6) Mediation in de responsieve rechtsstaat: dit gaat over de manier waarop mediation het
werkveld/ de juristerij veranderd heeft. De rechtsstaat is aan het veranderen, in de manier
waarop de instituties van de rechtsstaat met mensen omgaan volstaat niet meer alleen een
juridische omgang en een verwijzing naar regels. Er wordt meer verwacht, namelijk
daadwerkelijke legitimatie van de instituties. Er wordt niet alleen verwacht dat zij
,rechtmatige oplossingen aanreiken, maar ook dat zij rechtvaardige oplossingen aanreiken
(althans die zo worden beleefd). Mediation in geschillen met de overheid komen dan ook
aan bod. Onder meer mediation als middel voor de overheid om draagkracht te vinden voor
collectieve besluitvorming.
7) De jurist van de toekomst: tegenwoordig zijn andere skills nodig om een succesvolle jurist
in de maatschappij te zijn.

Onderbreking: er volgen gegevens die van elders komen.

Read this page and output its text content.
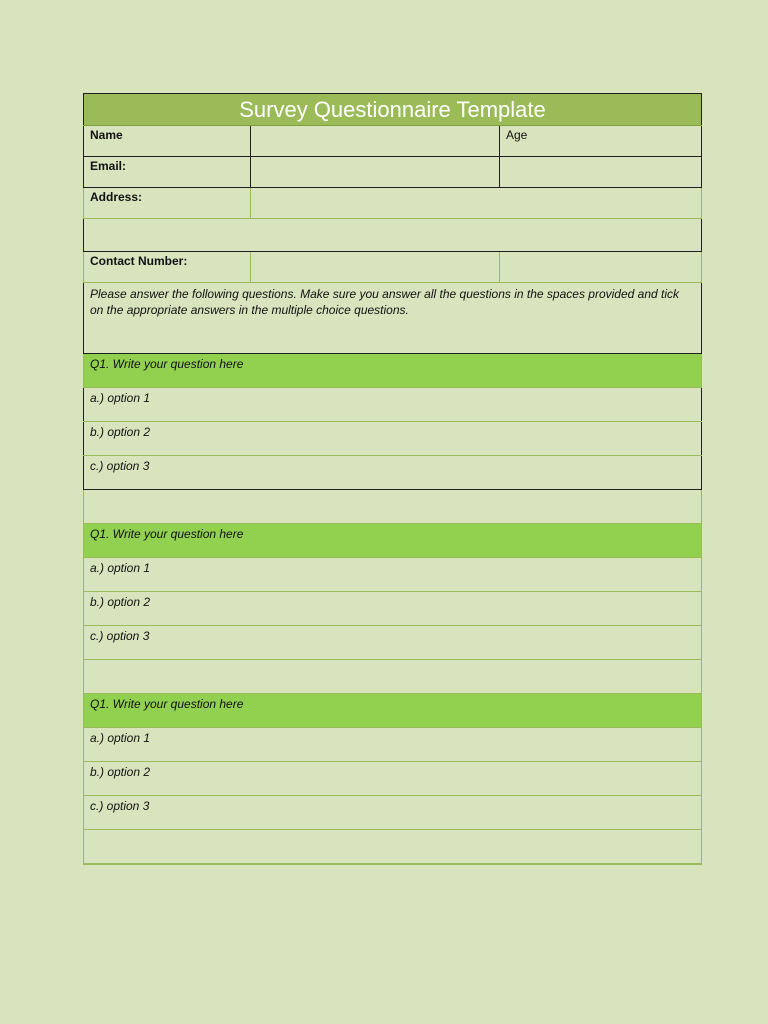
Survey Questionnaire Template		
Name		Age
Email:		
Address:		

Contact Number:		
Please answer the following questions. Make sure you answer all the questions in the spaces provided and tick on the appropriate answers in the multiple choice questions.		
Q1. Write your question here		
a.) option 1		
b.) option 2		
c.) option 3		

Q1. Write your question here		
a.) option 1		
b.) option 2		
c.) option 3		

Q1. Write your question here		
a.) option 1		
b.) option 2		
c.) option 3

Het gaat dan vooral over softskills en reflectieve eigenschappen.
Let op: arbeid en scheiding zijn de belangrijkste vlakken binnen mediation.
Drie werkcolleges:
1) Arbeid, openingsfase, conflictdiagnose
2) Scheiding, emotionele fase, belangen
3) Zakelijk, onderhandelfase, brainstorm
Let op: ieder moet om de beurt op de mediator stoel gaan zitten. Er worden vaardigheden
aangereikt om een oplossing te bereiken bij mensen die in een conflict zitten om hen
vervolgens te laten samenwerken. Er zal een kanteling gemaakt moeten worden van tegen
elkaar naar samen richting het probleem. De mediator moet ervoor zorgen dat zij de
kanteling gaan maken.
Mediation in het strafrecht: als het slachtoffer en de dader elkaar aankijken en elkaar
rechtstreeks verhalen vertellen zorgt dat voor een grotere transformatie dan wanneer de
instituties zich ermee bemoeien. Hierdoor kan er herstel van de geschonden rechtsorde
optreden. Herstelrecht= op herstel van de normale verhoudingen gerichte mediation.
Mediation
Indeling van het college:
1. De openingsfase
2. Het opbouwen van een mediation
3. Plaatsbepaling
4. Een alternatief (ADR)? Mediation wordt meestal in het rijtje gezet van ADR. Is mediation
een alternatief voor rechtszaken of zijn rechtszaken een alternatief voor mediation? Of zijn
het twee afzonderlijke eenheden?
5. Definitie
6. Meewind en onderstroom
7. Conflict en geschil: hoe verhoudt het begrip ‘conflict’ zich tot het begrip ‘geschil’?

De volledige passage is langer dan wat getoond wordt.